Tuesday, October 16, 2012

An expensive replacement for a power switch

For a battery powered device you most often would want to be able to switch the device on and off for it not to consume precious power when not needed. Easiest way is to insert a switch that would connect and disconnect battery from the circuit.

But that's not geek. Our way is to spend some cents for a couple of transistors, spend some minutes for PCB layout and give away an MCU pin - but as a bonus get for your device a switch-on controlled by a push button and an automatic switch-off feature. Here's how to do it (design is taken 100% from a perfect manual for Bob Parker's ESR meter).


I guess it's plain and simple. When the device is in it's off-state, both transistors are closed and there's no current drown from the battery. If you press the push button S1, transistor Q2 will open, connecting +5V to VDD and powering your circuit. No your circuit must take over and pull MCU pin UP. Q3 opens and takes over S1 that can be now released.

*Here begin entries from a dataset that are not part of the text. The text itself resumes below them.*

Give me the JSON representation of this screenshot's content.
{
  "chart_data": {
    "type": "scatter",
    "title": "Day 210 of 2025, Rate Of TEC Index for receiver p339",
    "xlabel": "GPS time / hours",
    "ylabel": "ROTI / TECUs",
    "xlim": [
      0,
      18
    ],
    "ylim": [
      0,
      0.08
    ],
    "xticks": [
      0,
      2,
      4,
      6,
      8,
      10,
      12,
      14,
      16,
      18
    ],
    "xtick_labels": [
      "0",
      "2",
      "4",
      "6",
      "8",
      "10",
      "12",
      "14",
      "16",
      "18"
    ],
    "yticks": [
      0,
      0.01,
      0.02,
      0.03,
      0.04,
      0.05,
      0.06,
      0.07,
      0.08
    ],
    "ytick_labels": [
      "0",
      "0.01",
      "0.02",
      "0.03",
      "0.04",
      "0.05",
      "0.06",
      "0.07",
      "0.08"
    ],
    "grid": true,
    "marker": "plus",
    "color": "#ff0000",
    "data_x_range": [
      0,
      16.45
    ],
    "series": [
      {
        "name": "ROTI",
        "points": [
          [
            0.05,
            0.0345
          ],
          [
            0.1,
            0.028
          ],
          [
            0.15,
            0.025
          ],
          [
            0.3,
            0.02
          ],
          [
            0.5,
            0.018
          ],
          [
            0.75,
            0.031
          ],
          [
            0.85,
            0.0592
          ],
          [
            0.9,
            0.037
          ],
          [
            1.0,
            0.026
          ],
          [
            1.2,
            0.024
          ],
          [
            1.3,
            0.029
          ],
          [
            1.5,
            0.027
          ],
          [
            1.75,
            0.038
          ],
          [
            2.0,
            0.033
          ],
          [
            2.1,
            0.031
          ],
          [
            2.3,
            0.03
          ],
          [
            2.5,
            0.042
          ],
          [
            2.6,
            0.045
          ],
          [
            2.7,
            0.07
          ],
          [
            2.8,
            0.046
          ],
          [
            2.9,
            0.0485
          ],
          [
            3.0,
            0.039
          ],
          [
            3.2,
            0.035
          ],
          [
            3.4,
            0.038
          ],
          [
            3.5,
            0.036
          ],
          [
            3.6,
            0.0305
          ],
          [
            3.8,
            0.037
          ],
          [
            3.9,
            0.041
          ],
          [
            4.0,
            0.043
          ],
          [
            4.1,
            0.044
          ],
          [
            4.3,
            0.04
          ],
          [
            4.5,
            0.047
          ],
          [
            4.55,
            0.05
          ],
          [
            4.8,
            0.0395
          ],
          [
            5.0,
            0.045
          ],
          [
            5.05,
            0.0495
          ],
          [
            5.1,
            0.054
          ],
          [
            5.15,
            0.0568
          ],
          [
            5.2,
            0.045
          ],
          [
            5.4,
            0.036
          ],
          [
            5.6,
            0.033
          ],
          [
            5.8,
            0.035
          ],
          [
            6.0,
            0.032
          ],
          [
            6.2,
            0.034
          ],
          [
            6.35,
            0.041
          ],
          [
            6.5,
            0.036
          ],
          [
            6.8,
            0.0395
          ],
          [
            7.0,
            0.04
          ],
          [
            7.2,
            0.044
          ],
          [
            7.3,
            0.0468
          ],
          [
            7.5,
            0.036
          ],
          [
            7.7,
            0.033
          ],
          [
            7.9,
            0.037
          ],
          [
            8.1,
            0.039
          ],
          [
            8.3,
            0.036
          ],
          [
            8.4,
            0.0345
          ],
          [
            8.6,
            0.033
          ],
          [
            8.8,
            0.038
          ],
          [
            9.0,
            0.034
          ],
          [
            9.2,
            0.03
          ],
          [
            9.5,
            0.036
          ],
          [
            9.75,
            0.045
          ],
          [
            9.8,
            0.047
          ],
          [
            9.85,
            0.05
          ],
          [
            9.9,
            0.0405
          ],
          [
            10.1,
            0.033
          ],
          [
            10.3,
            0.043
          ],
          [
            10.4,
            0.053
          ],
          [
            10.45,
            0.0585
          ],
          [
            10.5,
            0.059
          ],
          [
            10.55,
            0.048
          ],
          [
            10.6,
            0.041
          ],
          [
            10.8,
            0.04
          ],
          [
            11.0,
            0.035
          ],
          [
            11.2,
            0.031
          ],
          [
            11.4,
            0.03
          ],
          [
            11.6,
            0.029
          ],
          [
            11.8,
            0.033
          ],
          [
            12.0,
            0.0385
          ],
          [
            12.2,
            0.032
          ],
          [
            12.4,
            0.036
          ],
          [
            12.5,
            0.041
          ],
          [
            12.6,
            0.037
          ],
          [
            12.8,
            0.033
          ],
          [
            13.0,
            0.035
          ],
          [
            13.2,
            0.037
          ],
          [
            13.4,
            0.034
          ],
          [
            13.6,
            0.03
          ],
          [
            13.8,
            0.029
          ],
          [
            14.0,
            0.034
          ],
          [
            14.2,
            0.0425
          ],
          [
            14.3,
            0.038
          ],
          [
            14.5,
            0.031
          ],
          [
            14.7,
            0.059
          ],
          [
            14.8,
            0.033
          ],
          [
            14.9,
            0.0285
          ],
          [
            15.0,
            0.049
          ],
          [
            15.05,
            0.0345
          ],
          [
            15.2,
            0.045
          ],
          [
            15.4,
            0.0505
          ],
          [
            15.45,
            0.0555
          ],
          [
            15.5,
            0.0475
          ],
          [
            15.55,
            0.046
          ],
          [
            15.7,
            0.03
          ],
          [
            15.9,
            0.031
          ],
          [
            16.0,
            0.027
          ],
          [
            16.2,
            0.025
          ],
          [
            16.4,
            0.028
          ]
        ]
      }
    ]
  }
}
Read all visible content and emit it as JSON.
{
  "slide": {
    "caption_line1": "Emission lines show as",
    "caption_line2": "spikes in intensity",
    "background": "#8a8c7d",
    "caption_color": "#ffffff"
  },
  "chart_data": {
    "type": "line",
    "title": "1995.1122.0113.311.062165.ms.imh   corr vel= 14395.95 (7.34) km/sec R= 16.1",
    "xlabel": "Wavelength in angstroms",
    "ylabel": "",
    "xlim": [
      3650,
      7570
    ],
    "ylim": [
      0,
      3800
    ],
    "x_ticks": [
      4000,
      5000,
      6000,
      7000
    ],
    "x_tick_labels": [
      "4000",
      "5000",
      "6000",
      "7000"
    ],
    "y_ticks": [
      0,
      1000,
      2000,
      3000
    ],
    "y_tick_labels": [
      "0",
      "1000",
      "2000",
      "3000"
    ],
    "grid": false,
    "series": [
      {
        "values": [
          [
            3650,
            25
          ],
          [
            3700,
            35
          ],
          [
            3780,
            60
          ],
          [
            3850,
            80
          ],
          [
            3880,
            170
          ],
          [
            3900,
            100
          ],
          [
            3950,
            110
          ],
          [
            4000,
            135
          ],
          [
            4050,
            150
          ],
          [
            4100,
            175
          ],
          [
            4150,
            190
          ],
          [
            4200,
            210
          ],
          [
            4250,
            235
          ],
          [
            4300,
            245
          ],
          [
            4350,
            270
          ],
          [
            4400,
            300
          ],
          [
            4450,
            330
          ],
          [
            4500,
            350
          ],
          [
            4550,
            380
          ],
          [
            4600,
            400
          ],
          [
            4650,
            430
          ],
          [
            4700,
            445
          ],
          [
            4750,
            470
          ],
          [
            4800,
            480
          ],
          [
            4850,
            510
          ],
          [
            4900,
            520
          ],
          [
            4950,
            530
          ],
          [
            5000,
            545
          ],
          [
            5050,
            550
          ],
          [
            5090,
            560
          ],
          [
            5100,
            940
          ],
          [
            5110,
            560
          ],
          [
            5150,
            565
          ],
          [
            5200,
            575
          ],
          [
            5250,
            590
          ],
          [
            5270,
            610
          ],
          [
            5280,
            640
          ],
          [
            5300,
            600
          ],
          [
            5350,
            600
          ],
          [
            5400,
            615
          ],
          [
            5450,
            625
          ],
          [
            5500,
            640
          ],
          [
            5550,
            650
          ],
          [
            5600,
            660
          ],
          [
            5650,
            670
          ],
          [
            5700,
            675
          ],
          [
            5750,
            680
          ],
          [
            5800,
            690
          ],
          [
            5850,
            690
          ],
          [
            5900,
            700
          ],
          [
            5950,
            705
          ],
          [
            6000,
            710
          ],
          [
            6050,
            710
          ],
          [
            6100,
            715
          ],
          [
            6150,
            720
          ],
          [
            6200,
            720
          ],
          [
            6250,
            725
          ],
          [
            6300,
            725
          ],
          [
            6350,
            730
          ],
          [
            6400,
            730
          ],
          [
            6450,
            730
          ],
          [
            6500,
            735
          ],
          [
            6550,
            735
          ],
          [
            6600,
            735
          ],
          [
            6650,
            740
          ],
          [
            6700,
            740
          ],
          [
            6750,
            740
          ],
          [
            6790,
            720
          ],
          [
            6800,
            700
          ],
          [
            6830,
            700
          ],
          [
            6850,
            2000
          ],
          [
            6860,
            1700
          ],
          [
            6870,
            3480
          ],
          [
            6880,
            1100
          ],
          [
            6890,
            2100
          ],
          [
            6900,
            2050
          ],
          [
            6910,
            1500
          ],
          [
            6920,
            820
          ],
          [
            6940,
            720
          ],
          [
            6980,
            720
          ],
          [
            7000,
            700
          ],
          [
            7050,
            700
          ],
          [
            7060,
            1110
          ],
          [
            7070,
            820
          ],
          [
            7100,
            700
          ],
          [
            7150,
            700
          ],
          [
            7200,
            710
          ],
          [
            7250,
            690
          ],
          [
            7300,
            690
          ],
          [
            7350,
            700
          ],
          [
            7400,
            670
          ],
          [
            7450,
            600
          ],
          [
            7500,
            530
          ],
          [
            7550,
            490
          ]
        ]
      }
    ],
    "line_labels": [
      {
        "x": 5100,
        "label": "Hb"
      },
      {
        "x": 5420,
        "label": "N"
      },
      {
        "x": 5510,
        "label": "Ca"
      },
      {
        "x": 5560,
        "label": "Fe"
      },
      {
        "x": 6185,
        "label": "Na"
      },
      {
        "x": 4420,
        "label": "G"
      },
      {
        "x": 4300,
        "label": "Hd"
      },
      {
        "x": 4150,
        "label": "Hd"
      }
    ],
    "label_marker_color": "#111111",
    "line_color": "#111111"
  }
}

Your circuit will now remain being powered until MCU decides it had enough already and commits suicide by pulling MCU pin low. That would be it's last action as both Q3 and than Q2 close, leaving circuit non-powered until you next time press S1.

P.S. Yes, I'm building an ESR meter for me. Thanks to Bob Parker for this perfect guide and thanks to Dave Jones for a perfect guide on how to apply it.